2. The column spacer (130) according to claim 1, manufactured by additive manufacturing or by molding.

3. The column spacer (130) according to any of the preceding claims, wherein the column spacer is made of a non-reinforced plastic, preferably polyamid or polypropylene.

4. The column spacer (130) according to claims 1 or 2, wherein the column spacer is made of a reinforced plastic, preferably a fibreglass reinforced plastic or a carbon fibre reinforced plastic. 5. The column spacer (130) according to claim 4, wherein the column spacer is made of a reinforced plastic having a matrix comprising a polymer based on epoxy, vinyl ester, polyester, polyamide, acetal, or phenol formaldehyde, preferably polyamide. 6. The column spacer (130) according to any of the preceding claims, wherein the column spacer (130) is made of a material having a tensile modulus of above 2.000 MPa, more preferred 5.000 to 20.000 MPa, most preferred 8.000 to 12.000 MPa, as measured by ISO 527-1-2 under condition 1mm/min.
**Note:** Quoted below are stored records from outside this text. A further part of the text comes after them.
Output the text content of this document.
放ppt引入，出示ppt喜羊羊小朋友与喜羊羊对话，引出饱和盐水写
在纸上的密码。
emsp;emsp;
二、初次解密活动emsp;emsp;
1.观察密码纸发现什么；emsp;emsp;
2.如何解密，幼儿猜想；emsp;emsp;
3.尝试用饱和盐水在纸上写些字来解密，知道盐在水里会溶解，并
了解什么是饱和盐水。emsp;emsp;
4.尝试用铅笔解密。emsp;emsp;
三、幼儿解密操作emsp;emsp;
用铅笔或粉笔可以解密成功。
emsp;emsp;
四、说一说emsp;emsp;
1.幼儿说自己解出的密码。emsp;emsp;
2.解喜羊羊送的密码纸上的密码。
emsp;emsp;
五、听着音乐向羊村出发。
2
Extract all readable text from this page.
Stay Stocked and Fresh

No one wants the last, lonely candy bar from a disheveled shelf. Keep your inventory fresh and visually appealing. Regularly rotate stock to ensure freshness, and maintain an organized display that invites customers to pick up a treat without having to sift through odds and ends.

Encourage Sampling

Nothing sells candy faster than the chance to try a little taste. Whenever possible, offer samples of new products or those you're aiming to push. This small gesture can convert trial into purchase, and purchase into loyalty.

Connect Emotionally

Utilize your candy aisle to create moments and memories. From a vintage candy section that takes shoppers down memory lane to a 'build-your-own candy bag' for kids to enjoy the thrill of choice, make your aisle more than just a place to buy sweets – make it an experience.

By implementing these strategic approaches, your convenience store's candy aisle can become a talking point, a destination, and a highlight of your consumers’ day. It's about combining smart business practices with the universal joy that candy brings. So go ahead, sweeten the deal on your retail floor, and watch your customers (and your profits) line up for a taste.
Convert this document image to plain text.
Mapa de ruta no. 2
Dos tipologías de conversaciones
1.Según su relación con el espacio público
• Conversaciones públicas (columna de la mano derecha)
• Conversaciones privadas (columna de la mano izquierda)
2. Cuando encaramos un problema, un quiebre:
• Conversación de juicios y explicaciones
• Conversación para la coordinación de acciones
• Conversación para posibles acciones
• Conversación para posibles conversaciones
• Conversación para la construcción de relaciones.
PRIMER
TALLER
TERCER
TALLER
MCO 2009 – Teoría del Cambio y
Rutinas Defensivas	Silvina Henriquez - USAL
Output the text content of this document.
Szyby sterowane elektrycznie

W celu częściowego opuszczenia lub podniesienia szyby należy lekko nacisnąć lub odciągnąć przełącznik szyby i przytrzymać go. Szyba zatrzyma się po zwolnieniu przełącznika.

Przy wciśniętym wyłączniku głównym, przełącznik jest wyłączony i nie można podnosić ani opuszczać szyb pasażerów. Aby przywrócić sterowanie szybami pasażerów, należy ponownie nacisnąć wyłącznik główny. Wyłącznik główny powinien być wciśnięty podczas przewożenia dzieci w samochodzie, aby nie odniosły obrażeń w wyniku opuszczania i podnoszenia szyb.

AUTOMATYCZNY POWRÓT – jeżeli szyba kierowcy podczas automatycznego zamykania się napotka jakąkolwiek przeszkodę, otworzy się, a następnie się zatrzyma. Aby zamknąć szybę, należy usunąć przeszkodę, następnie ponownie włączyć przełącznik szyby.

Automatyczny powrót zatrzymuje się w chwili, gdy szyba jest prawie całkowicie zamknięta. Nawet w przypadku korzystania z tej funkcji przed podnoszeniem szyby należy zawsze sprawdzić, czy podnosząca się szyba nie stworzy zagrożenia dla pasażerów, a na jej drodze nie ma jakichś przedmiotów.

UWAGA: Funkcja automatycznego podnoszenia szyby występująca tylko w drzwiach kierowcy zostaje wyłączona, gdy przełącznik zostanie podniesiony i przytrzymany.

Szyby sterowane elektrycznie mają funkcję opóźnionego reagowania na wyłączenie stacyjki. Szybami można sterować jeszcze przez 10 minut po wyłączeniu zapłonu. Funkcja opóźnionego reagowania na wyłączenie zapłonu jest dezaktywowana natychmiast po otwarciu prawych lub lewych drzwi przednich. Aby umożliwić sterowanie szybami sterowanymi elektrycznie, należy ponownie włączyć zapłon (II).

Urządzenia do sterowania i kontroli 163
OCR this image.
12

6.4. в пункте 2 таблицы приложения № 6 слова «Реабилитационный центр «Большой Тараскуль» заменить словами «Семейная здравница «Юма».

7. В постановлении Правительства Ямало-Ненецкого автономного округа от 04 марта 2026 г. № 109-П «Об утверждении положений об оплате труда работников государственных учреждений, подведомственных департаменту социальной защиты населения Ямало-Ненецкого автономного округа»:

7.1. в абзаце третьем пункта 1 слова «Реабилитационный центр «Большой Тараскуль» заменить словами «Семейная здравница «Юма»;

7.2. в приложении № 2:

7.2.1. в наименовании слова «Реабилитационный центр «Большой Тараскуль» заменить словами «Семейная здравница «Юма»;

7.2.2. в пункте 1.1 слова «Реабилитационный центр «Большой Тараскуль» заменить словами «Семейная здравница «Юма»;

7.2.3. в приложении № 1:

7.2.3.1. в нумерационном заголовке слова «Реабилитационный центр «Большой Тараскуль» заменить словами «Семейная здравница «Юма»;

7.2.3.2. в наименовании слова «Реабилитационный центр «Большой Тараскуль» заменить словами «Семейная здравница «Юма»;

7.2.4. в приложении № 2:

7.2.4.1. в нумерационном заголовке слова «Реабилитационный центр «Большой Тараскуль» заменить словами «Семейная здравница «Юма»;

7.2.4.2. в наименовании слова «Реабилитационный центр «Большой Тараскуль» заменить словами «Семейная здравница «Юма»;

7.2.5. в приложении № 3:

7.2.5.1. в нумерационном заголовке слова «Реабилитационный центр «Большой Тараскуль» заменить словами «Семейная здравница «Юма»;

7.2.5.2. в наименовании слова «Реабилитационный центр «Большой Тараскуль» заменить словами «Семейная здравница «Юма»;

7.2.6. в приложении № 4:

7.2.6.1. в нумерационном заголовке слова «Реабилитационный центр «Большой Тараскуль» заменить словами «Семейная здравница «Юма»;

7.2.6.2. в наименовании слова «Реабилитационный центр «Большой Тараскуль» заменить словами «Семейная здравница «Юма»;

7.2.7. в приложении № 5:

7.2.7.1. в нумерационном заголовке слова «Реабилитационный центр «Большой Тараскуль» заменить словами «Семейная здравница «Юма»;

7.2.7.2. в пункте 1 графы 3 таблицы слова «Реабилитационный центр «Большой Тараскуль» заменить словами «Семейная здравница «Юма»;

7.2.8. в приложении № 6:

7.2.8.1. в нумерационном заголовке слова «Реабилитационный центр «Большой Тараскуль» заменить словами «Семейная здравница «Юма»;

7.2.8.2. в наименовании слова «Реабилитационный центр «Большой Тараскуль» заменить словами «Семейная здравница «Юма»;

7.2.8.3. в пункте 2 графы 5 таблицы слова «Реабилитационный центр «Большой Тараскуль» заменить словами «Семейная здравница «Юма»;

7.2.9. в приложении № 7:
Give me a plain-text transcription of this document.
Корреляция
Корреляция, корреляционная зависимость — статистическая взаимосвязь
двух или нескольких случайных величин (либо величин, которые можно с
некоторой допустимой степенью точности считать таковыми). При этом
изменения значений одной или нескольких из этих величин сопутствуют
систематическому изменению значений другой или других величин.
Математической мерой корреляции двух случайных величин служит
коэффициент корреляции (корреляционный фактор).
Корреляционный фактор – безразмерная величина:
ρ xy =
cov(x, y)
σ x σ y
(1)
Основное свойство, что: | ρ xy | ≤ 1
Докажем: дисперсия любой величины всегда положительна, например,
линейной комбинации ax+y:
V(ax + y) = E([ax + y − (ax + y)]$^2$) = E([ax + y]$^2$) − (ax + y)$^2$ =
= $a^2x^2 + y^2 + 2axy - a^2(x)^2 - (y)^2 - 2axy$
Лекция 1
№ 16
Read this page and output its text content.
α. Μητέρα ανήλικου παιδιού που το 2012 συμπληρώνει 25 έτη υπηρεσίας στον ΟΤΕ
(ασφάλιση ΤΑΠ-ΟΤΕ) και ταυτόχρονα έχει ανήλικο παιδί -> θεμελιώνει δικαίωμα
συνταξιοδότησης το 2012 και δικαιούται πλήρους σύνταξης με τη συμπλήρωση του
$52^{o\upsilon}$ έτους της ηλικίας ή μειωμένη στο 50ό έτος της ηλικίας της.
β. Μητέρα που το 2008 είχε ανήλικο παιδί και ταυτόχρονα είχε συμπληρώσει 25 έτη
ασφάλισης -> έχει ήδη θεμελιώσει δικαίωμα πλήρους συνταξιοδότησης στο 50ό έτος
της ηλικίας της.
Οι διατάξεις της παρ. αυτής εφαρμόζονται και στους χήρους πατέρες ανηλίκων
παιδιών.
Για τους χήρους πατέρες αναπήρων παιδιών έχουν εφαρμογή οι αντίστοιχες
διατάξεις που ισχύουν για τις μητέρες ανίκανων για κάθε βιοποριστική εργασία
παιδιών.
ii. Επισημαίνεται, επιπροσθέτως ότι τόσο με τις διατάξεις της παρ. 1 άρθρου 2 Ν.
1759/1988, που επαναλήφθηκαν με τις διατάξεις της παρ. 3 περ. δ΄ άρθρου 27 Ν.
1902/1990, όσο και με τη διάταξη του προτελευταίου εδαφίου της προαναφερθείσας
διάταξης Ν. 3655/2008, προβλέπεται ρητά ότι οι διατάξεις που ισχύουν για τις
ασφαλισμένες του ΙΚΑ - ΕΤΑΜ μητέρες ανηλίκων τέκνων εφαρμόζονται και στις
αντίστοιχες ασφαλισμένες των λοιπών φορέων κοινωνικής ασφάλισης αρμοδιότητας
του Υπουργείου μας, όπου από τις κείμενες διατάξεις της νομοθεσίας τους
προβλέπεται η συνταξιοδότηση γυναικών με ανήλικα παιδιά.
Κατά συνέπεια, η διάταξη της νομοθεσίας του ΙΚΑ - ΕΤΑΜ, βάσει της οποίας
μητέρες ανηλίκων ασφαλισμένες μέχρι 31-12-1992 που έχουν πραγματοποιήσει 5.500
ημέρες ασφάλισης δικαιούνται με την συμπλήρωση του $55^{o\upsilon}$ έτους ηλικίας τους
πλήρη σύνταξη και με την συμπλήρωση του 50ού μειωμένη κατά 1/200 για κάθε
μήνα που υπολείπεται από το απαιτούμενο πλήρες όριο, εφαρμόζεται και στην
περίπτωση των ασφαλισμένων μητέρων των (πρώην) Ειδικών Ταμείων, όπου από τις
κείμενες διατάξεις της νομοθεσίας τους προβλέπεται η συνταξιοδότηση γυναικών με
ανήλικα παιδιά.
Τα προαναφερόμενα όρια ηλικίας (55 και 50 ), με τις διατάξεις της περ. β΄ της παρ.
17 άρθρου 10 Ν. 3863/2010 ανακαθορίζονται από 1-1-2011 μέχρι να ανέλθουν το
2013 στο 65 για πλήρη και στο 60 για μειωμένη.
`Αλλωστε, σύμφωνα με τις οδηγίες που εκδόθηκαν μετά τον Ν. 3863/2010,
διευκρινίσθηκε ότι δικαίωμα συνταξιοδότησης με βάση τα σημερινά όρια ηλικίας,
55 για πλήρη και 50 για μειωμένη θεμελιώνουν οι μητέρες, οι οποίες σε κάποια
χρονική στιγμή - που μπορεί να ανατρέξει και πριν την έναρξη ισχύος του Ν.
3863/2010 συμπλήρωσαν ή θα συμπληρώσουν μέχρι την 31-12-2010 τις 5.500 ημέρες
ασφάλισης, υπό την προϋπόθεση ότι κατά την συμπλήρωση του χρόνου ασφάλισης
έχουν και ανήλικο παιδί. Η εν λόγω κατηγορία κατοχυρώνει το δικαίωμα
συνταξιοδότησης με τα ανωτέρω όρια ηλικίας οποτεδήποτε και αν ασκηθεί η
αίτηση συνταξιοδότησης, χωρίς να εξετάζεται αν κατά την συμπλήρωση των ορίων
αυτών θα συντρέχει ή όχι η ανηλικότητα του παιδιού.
5. The column spacer (130) according to any of the preceding claims, wherein a cross section of the column spacer (130) comprises a contact interface (130i) on each side for supporting against a support surface, wherein the contact interface (130i) comprises two contact points (130p, 130p’) or a contact length (130l).

6. The column spacer (130) according to any of the preceding claims, wherein a cross section of the column spacer (130) comprises an X-shape, H-shape, or I-shape.

7. The column spacer (130) according to any of the claims 1-5, wherein a cross section of the column spacer (130) comprises a channel-shape, such as a U-shape.

8. The column spacer (130) according to any of the preceding claims, wherein the size of the cross section may vary along the length (L).

9. The column spacer (130) according to any of the preceding claims, comprising an end flange (132) at each end of the column spacer (130).

10. The column spacer according to claim 9, wherein the end flange (132) comprises a planar end surface (133) for supporting against a support surface (102s) of the upright member (102).

11. A framework structure (100) for an automated storage and retrieval system, the framework structure (100) comprising: - a plurality of vertically aligned upright members (102) having an elongate body with a longitudinal axis (102z), - a storage volume (104) with storage columns (105) for storing storage containers (106), and - a plurality of column spacers (130) according to any of the preceding claims, wherein the column spacers (130) are mounted between adjacent upright members (102) of the framework structure (100).

12. The framework structure (100) according to claim 11, further comprising a rail system (108) overlying said vertically aligned upright members (102) 13. The framework structure (100) according to claim 11 or 12, wherein two or more column spacers (130) are mounted at different heights between the same upright members (102). 14. An automated storage and retrieval system (1) comprising a framework structure (100) according to claim 11, 12 or 13. 15. A method for manufacturing a column spacer (130) according to any of the claims 1 to 10, using additive manufacturing or molding, preferably injection moulding.